There are two POWER8 processors on each Ouessant node. Each processor has 10 cores which means there are 20 cores on each node.

The POWER8 processors have the (SMT) mode which allows having up to 8 logical cores per core. The SMT mode corresponds to the number of logical cores per core (SMTx1 mode, by default).

The use of several logical cores does not necessarily bring a performance gain.

Core affinity

The LSF p8aff application allows specifying the core affinity.

p8aff(<num_threads_per_task>,<smt>,<cpus_per_core>,<distribution_policy>)

The meanings of these arguments are:

Argument Value Meaning
<num_threads_per_task> 1-160 Number of threads per MPI task ( OMP_NUM_THREADS is set to this value)
<smt> 1,2,4 or 8 SMT mode
<cpu_per_core> 1-8 Number of logical cores in each physical core used by the threads
<distribution_policy> balance or pack MPI distribution policy

The distribution policy determines how the MPI processes are alloted to the cores.

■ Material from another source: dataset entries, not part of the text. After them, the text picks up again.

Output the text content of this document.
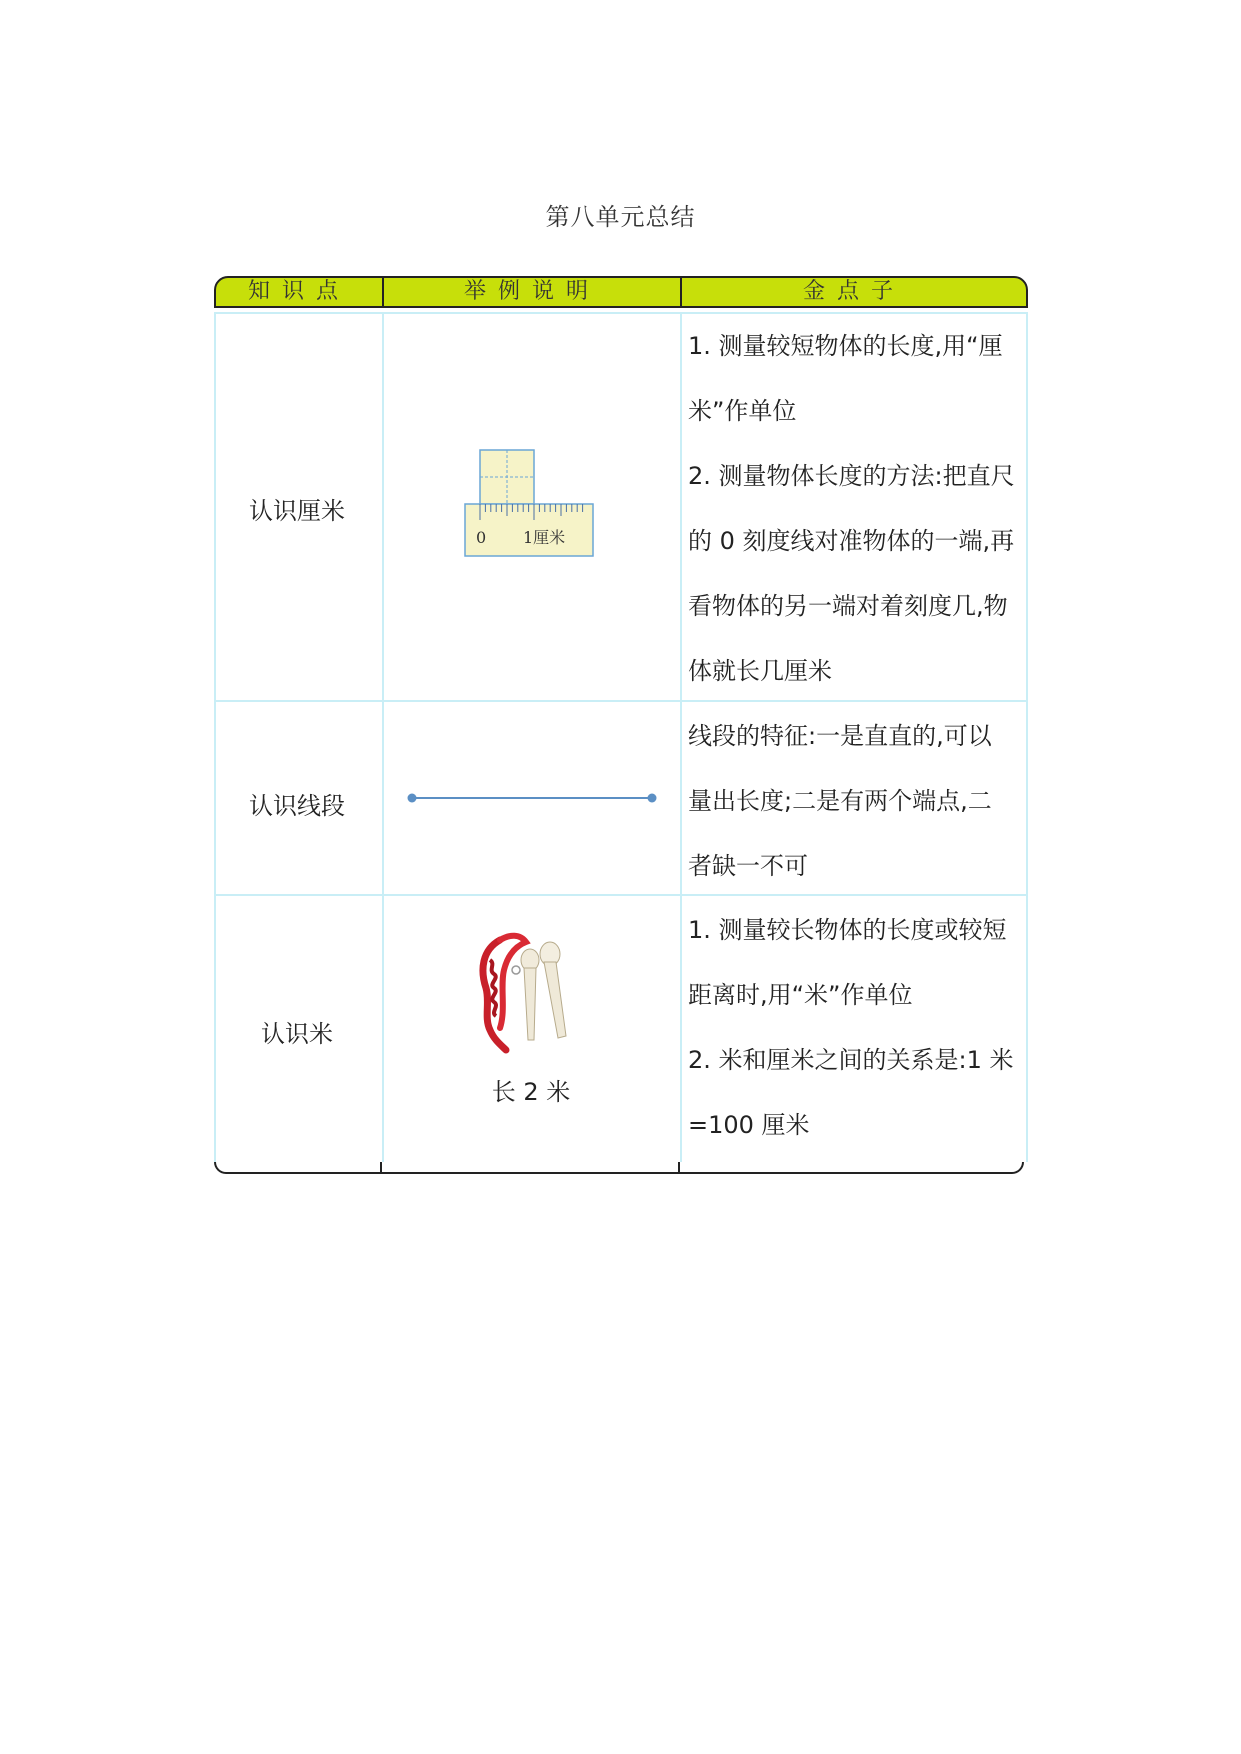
第八单元总结
知识点	举例说明	金点子
认识厘米
0 1厘米

1. 测量较短物体的长度,用“厘

米”作单位

2. 测量物体长度的方法:把直尺

的 0 刻度线对准物体的一端,再

看物体的另一端对着刻度几,物

体就长几厘米

认识线段

线段的特征:一是直直的,可以

量出长度;二是有两个端点,二

者缺一不可

认识米
长 2 米

1. 测量较长物体的长度或较短

距离时,用“米”作单位

2. 米和厘米之间的关系是:1 米

=100 厘米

  • pack : The processes are initially distributed to the first POWER8 processor and then, to the second POWER8 processor.
  • balance : The processes are distributed to both of the POWER8 processors in a balanced way.

The following examples are in SMTx1 mode with 4 MPI processes:

  • With the pack policy
Power 8 #1 Power 8 #2
0 8 16 24 32 40 48 56 64 72 80 88 96 104 112 120 128 136 144 152
x x x x
  • With the balance policy
Power 8 #1 Power 8 #2
0 8 16 24 32 40 48 56 64 72 80 88 96 104 112 120 128 136 144 152
x x x x

Configuration example

Execution configuration LSF directives
1 MPI #BSUB -n 1
#BSUB -R “span[ptile=1]”
#BSUB -a p8aff(1,1,1,balance)
1 MPIx20 Threads #BSUB -n 1
#BSUB -R “span[ptile=1]”
#BSUB -a p8aff(20,4,1,balance)
1 MPIx40 Threads #BSUB -n 1
#BSUB -R “span[ptile=1]”
#BSUB -a p8aff(40,4,2,balance)
2 MPIx10 Threads #BSUB -n 2
#BSUB -R “span[ptile=2]”
#BSUB -a p8aff(10,4,1,balance)
4 MPI #BSUB -n 4
#BSUB -R “span[ptile=4]”
#BSUB -a p8aff(1,1,1,balance)
4 MPI x 5 Threads #BSUB -n 4
#BSUB -R “span[ptile=4]”
#BSUB -a p8aff(5,4,1,balance)
20 MPI #BSUB -n 20
#BSUB -R “span[ptile=20]”
#BSUB -a p8aff(1,4,1,balance)
40 MPI #BSUB -n 40
#BSUB -R “span[ptile=40]”
#BSUB -a p8aff(1,2,1,balance)
80 MPI #BSUB -n 80
#BSUB -R “span[ptile=80]”
#BSUB -a p8aff(1,4,1,balance)

GPU selection

GPU selection is done via the BSUB directive:

#BSUB -gpu “num=<num_gpus>:mode={shared|exclusive_process}:mps={no|yes}:j_exclusive=yes”
  • num_gpus : Number of GPUs to use on the node (maximum 4).
  • If 1 GPU is reserved per MPI task, it is necessary to use mode=exclusive_process and mps=no.
  • If 1 GPU is used for several MPI tasks with mps, it is necessary to put mode=exclusive_process and mps=yes.
  • If 1 GPU is used for several MPI tasks without mps, it is necessary to put mode=shared and mps=no.
    (N.B. This method is not advised.)

To simplify binding the GPUs to processes, it is advised to use the script /pwrlocal/ibmccmpl/bin/task_prolog.sh as seen in the job submission script example (above).

CUDA-Aware MPI

By default, the use of MPI calls with GPU buffers has an undetermined behaviour. The -gpu option of the mpirun command allows activating the MPI CUDA-Aware version (only valid for Spectrum MPI); with this version, the GPU buffers can be used in the communications.